If you decide to use Camera (as opposed to Pro) mode, then you’ll find that your options are more limited. For instance, you won’t be able to shoot in raw format mode, or change anything such as white balance or shutter speed. You will have access to automatic flash however - where the camera will decide for itself whether or not to activate the flash. In Camera mode you can also use Auto smile capture, Voice capture and Touch to capture if you prefer. Recording a video can be done directly from Camera mode, where it’s not available in Pro mode. There is a smaller video icon directly underneath the camera (or stills) icon - simply press this to record a video. Unlike some other HTC One phones, the (A9) isn’t capable of recording 4K video.

You can either use the front facing camera to take a selfie by selecting Selfie from the camera modes, or clicking on the reverse camera icon while in Camera mode.

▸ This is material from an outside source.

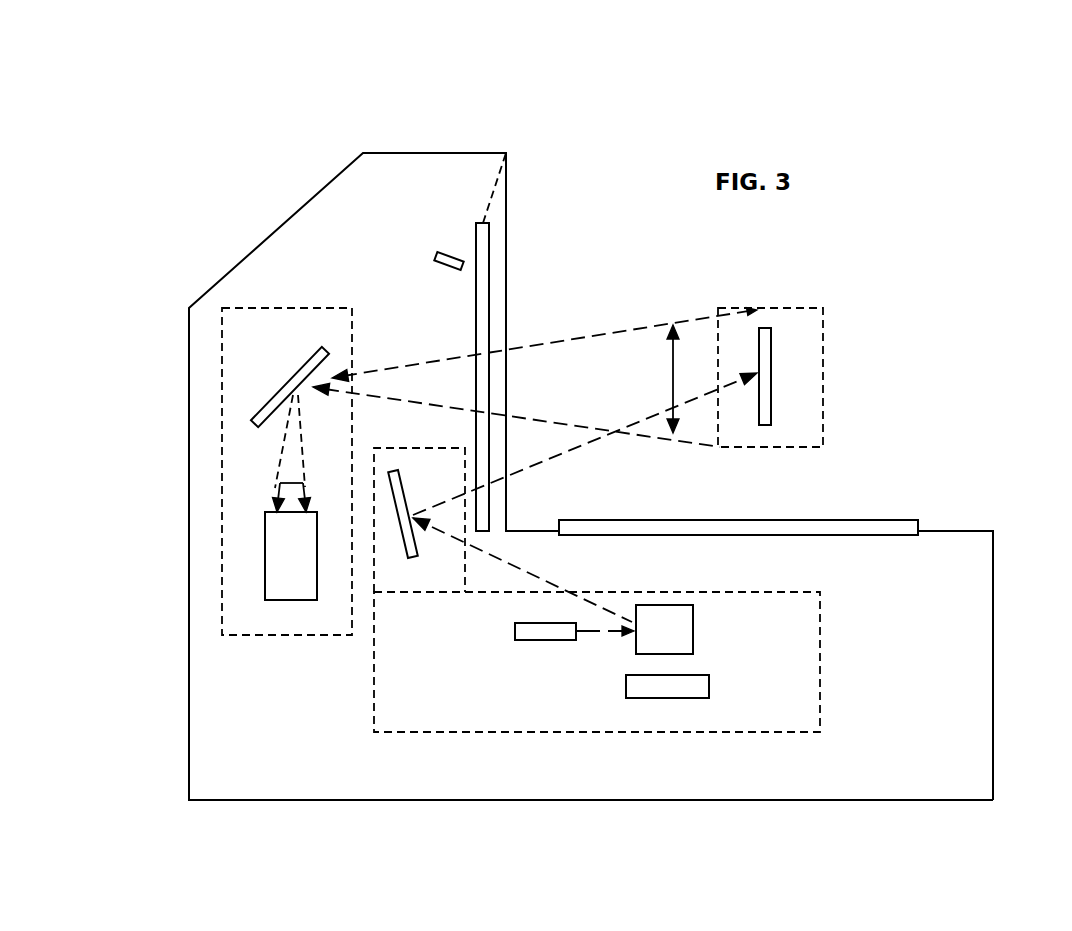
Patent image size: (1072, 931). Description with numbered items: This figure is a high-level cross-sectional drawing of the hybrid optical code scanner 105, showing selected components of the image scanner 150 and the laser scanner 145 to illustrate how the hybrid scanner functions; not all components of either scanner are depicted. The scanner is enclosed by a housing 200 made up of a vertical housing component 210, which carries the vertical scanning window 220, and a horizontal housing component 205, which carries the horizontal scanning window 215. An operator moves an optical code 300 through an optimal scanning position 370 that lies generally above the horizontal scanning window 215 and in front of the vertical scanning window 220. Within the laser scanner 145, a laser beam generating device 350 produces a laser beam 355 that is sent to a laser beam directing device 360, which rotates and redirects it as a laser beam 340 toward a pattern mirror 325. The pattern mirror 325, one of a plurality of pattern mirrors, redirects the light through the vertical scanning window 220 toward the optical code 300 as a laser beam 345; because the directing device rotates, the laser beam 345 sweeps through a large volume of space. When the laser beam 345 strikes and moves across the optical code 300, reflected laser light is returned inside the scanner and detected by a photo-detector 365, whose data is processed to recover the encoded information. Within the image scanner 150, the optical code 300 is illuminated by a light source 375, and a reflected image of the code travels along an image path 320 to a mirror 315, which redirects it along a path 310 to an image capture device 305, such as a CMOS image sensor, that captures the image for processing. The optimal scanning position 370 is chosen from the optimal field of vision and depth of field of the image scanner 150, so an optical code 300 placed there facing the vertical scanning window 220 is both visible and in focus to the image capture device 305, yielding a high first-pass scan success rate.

Either way this will activate selfie mode and you’ll be able to use the front facing camera to take your shot.

HTC One (A9)
Rear of the HTC One (A9)

The HTC One (A9) is generally very quick in operation, with the AF system locking onto a target with ease. On the downside this sometimes means you’re presented with a false positive - where the focusing square turns green to indicate that focus has been achieved - when in reality, focus has been missed. This is most common when you’re trying to shoot close-up shots, rather than during general shooting, so it’s just something to be aware of.

Start-up time of the camera from the lock screen is reasonably quick, making it likely that you’ll be able to capture action as it unfolds when you need it to. During testing, the fact that the (A9) uses a slower processor than the M9 wasn’t too evident - however it’s important to remember here we are assessing only the camera itself, and the faster processor may have a greater effect on using the phone overall for other applications.

How you get images from the phone depends on how you stored them in the first place. As you can insert a Micro SD card, if you have a MicroSD card reader you could take out the card and read them that way. Alternatively, you could email or wireless transfer individual photos and videos. The final way is to plug the phone into your computer using a Micro SD cable. The first time you do this, you should be prompted to install the HTC Sync Manager, and every time you plug the phone in it should detect you’ve done that and load up the software. The software allows you to transfer images across to your computer. In practice, it seems to be a little temperamental and doesn’t always recognise that you’ve plugged in the phone, so it may be wiser to use a Micro SD card.